The pathophysiology of asthma involves a genetic(atopy) predeposition coupled with environmental factors

Atopic Asthma

Nonatopic asthma-The 2nd largest group of nonatopic or nonreagenic, variety of asthma, which is most frequently triggered by respiratory tract infection.Viruses cause more than bacteria.A positive family is not common, serum IgE levels are normal, and there are no other associated allergies.It is believed that virus induced inflammation of the respiratory mucosa lowers the threshold of the vagal receptors to irritants. Inhaled air pollutants such as SO2, O3 and NO2, may also contribute to the chronic airway inflammation and hyperreactivity that are present in some situations.

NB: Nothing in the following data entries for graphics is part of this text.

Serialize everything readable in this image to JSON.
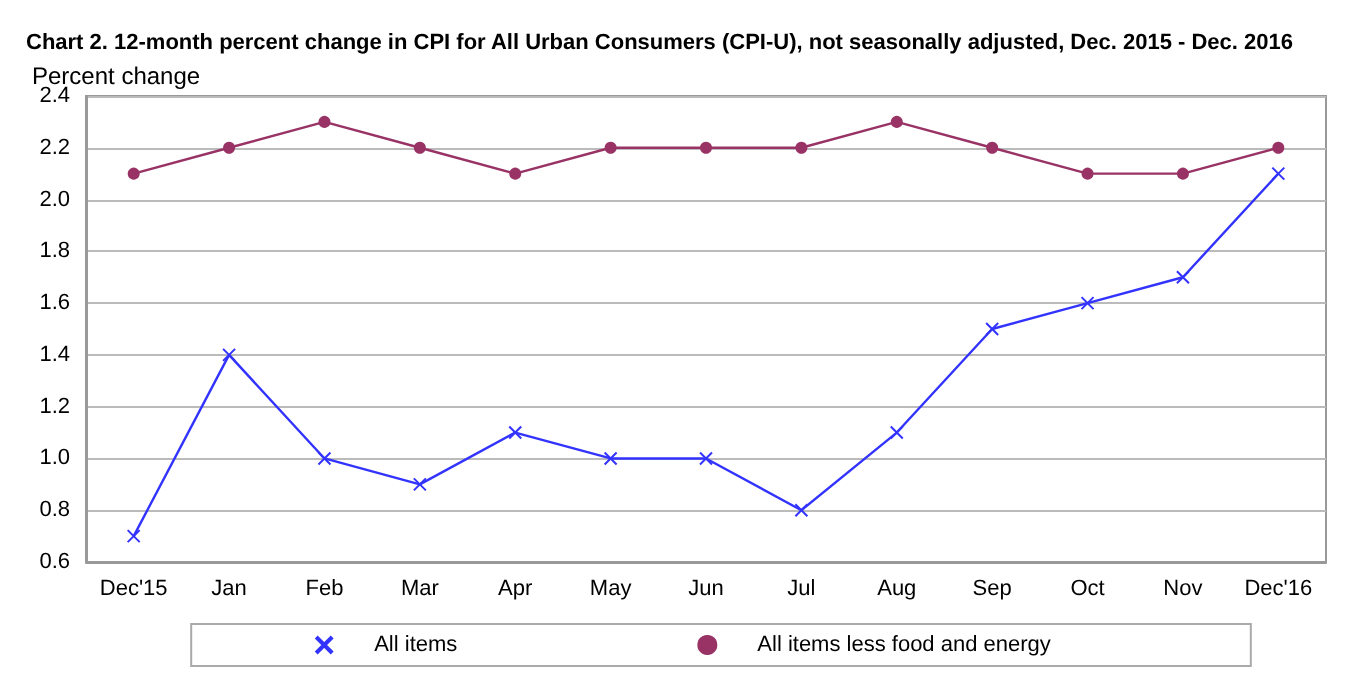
{
  "chart_data": {
    "type": "line",
    "title": "Chart 2. 12-month percent change in CPI for All Urban Consumers (CPI-U), not seasonally adjusted, Dec. 2015 - Dec. 2016",
    "ylabel": "Percent change",
    "categories": [
      "Dec'15",
      "Jan",
      "Feb",
      "Mar",
      "Apr",
      "May",
      "Jun",
      "Jul",
      "Aug",
      "Sep",
      "Oct",
      "Nov",
      "Dec'16"
    ],
    "series": [
      {
        "name": "All items",
        "color": "#3333ff",
        "marker": "cross",
        "values": [
          0.7,
          1.4,
          1.0,
          0.9,
          1.1,
          1.0,
          1.0,
          0.8,
          1.1,
          1.5,
          1.6,
          1.7,
          2.1
        ]
      },
      {
        "name": "All items less food and energy",
        "color": "#993366",
        "marker": "circle",
        "values": [
          2.1,
          2.2,
          2.3,
          2.2,
          2.1,
          2.2,
          2.2,
          2.2,
          2.3,
          2.2,
          2.1,
          2.1,
          2.2
        ]
      }
    ],
    "ylim": [
      0.6,
      2.4
    ],
    "yticks": [
      0.6,
      0.8,
      {
        "value": 1,
        "label": "1.0"
      },
      1.2,
      1.4,
      1.6,
      1.8,
      {
        "value": 2,
        "label": "2.0"
      },
      2.2,
      2.4
    ],
    "grid": "y",
    "legend": "bottom"
  }
}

Occupational Asthma-It is because of hypersensitivity to an agent inhaled at work. Inhaled agents may act as non specific stimuli precipitating an asthmatic attack in those with hyper-reactive airways, or they may act as agents capable of including asthma and airway hyper-reactivity . Many different occupationally inhaled agents are there which cause asthma. A combination of type 1 and type 3 hypersensitivity is thought to be as the mechanism.

In the country united kingdom, if the asthma can be proved to be a result of an agent inhaled during work, the patient is entitled to statutory compensation.

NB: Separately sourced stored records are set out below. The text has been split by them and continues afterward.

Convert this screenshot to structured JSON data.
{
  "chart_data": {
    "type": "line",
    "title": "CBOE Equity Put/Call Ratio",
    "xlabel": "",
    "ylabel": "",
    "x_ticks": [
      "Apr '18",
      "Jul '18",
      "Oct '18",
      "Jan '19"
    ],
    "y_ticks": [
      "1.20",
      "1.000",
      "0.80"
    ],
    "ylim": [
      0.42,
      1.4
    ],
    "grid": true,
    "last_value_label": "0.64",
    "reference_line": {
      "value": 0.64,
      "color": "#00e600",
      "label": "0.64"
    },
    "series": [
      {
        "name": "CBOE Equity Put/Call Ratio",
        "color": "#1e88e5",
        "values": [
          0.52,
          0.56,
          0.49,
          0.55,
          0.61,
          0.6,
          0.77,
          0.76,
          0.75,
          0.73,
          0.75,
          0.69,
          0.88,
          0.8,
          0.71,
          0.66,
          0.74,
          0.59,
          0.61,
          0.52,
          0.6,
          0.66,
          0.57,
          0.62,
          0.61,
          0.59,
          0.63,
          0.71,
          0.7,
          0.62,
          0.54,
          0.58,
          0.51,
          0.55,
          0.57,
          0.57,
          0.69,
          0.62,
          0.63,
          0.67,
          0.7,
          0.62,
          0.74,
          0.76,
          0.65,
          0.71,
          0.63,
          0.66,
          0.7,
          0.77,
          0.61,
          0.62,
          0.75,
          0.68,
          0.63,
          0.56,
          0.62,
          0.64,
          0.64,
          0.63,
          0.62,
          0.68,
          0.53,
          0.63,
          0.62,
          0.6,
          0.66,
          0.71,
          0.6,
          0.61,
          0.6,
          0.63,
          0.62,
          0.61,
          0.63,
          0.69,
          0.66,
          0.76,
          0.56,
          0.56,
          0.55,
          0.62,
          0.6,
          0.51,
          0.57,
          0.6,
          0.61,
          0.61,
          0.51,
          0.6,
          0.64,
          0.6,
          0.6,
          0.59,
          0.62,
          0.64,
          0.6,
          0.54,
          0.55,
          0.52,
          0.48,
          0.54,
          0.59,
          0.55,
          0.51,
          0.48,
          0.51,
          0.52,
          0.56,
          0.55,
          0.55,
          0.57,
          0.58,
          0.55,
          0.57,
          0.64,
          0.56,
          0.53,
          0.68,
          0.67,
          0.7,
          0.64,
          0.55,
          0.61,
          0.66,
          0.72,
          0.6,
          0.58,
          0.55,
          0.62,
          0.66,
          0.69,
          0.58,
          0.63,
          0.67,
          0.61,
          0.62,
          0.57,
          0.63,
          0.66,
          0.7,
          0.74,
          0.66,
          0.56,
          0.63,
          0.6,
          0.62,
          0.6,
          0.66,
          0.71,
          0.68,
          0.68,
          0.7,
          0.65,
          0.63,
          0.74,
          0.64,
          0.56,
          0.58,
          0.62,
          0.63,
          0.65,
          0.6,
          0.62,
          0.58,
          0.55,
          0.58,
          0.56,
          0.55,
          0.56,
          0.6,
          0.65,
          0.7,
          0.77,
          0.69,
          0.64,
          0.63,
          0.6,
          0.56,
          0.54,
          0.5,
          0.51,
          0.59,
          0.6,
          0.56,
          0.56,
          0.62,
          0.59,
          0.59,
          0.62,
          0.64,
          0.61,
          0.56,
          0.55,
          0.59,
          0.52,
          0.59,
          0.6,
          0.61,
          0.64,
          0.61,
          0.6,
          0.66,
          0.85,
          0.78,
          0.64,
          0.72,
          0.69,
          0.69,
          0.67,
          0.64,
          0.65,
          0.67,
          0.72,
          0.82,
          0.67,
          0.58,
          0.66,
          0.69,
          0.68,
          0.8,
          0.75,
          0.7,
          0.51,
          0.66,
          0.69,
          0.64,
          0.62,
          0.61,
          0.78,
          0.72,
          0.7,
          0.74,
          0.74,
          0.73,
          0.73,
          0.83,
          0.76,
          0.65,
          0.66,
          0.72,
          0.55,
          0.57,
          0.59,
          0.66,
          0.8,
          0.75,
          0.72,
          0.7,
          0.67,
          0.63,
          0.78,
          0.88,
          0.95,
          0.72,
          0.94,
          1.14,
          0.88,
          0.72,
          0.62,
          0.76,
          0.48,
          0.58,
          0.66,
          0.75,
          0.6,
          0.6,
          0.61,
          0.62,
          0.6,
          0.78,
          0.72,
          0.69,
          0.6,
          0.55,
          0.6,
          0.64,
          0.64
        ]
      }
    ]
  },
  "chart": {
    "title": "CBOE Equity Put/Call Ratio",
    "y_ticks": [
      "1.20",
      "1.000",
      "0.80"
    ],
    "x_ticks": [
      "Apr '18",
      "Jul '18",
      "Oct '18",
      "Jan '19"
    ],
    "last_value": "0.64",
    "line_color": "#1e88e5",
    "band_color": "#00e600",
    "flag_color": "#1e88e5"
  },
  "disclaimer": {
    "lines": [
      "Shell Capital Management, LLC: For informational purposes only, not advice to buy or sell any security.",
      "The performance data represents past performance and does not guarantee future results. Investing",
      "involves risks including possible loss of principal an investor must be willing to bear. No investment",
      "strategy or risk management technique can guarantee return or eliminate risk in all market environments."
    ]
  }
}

Drug induced Asthma- NSAIDs, particularly aspirin and propionic acid derivatives ,e.g indometacin, have a major cause in the development and precipitation of attacks in approximately 5% of patients with asthma. This effect of NSAIDs is especially prevalent in those individuals who have both nasal polyps and asthma. It is onsidered that treatment with these drugs leads to an imbalance in the metabolism of arachidonic acid. NSAIDs inhibit arachidonic acid metabolism through the cyclo oxygenase (COX)pathway, by preventing the synthesis of prostaglandins. It is considered that under these circumstances there is a reduced production of prostaglandin E2 which, in a sub-proportion of genetically susceptible subjects, induces the overproduction of cysteinyl leukotrienes by eosinophils, mast cells and macrophages. Patients in that situation there is evidence for polymorphisms involving the promoter region of the LTC4 synthase gene which controls the level of activity of this terminal enzyme of the leukotriene-generating pathway.

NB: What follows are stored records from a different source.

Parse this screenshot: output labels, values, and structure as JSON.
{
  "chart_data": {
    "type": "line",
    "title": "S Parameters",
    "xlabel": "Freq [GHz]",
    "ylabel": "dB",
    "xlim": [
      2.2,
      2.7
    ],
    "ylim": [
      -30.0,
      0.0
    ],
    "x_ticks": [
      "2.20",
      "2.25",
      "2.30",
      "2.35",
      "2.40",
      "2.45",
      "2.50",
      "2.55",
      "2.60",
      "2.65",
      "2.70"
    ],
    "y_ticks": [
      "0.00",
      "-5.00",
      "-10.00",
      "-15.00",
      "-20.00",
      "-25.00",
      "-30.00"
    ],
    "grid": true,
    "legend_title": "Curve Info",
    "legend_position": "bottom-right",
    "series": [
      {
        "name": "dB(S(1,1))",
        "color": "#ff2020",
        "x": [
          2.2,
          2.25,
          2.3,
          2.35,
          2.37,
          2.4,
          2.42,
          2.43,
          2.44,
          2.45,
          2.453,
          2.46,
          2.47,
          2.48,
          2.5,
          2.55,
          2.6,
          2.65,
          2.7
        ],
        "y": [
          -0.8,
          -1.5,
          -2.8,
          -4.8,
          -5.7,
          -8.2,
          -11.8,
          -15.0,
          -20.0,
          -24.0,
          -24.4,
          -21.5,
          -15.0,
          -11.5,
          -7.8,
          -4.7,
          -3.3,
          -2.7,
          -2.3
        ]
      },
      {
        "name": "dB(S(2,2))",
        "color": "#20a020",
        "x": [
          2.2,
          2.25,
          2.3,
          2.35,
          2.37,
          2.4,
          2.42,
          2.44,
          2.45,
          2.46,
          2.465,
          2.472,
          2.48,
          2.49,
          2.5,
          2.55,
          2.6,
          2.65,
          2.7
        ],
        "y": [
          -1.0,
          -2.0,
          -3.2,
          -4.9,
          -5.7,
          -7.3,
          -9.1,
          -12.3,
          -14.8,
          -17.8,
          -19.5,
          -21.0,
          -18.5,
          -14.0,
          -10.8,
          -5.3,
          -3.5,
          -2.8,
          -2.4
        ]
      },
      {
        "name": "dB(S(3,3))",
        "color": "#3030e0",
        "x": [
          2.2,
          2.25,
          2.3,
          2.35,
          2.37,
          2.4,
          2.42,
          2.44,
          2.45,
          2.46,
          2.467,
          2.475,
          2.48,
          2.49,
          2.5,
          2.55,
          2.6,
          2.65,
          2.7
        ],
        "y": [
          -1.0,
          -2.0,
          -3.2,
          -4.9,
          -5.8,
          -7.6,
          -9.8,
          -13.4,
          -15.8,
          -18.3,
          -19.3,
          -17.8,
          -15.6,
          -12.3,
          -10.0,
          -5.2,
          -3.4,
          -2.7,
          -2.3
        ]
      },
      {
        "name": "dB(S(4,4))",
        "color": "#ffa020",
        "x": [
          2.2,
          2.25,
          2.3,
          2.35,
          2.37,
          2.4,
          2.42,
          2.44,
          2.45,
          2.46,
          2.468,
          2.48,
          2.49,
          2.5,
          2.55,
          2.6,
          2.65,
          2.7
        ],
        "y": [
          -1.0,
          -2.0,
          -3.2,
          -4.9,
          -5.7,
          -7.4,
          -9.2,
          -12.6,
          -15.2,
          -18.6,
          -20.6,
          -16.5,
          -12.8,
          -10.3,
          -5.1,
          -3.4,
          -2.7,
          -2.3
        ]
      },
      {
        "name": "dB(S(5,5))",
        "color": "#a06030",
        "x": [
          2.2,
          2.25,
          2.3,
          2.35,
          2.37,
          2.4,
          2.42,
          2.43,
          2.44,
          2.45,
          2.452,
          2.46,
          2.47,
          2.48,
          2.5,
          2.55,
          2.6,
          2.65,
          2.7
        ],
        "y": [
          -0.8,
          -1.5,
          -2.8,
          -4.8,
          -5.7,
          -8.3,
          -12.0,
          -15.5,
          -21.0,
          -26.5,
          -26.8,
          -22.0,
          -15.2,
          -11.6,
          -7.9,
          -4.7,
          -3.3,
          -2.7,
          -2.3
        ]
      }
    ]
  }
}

Beta-blockers, the airways have a direct parasympathetic innervation that cause bronchoconstriction. There isn’t any direct sympathetic innervations of the smooth muscle of the bronchi, and antagonism of parasympathetically induced bronchoconstriction is only dependent upon circulating epinephrine (adrenaline) acting through (32-receptorson the surface of smooth muscle cells. Inhibition of this effect by beta adrenoreceptor-blocking drugs like as propranol leads to bronchoconstriction and airflow decreasement, but only in asthmatic patients. The so-called selective beta1 adrenergic blocking drugs such as atenolol may still induce attacks of asthma; their use to treat hypertension or angina in asthmatic patients is best avoided.

Non-specific factors for pathogenesis

Characteristic feature of bronchial hyperresponsiveness in asthma means that, as well as reacting to specific antigens, the airways will also respond to a wide variety of non-specific direct and indirect stimuli.

Because of cold air and exercise most asthmatic patients wheeze after prolonged exercise. Typically, the attack doesn’t occur while exercising but afterwards. The inhalation of cold, dry air also precipitate an attack. Exercise -induced wheeze is because of histamine and leukotrienes which are released from mast cells when the epithelial lining fluid of the bronchi becomes hyperosmolar becoming to drying and cooling during exercise. The process can be shown by exercise, cold air and hypertonic (e.g. saline or mannitol) provocation tests.

In considering the diet, increased in takes of fresh fruit and vegetables has been shown to be 0protective, possibly to the increasement intake of antioxidants. Variation of the genetics in antioxidant enzymes is associated with more severe asthma.

Emotion is a well known factors that may influence asthma, but there is no evidence that patients with the disease are anymore psychologically disturbed than their non-asthmatic friends.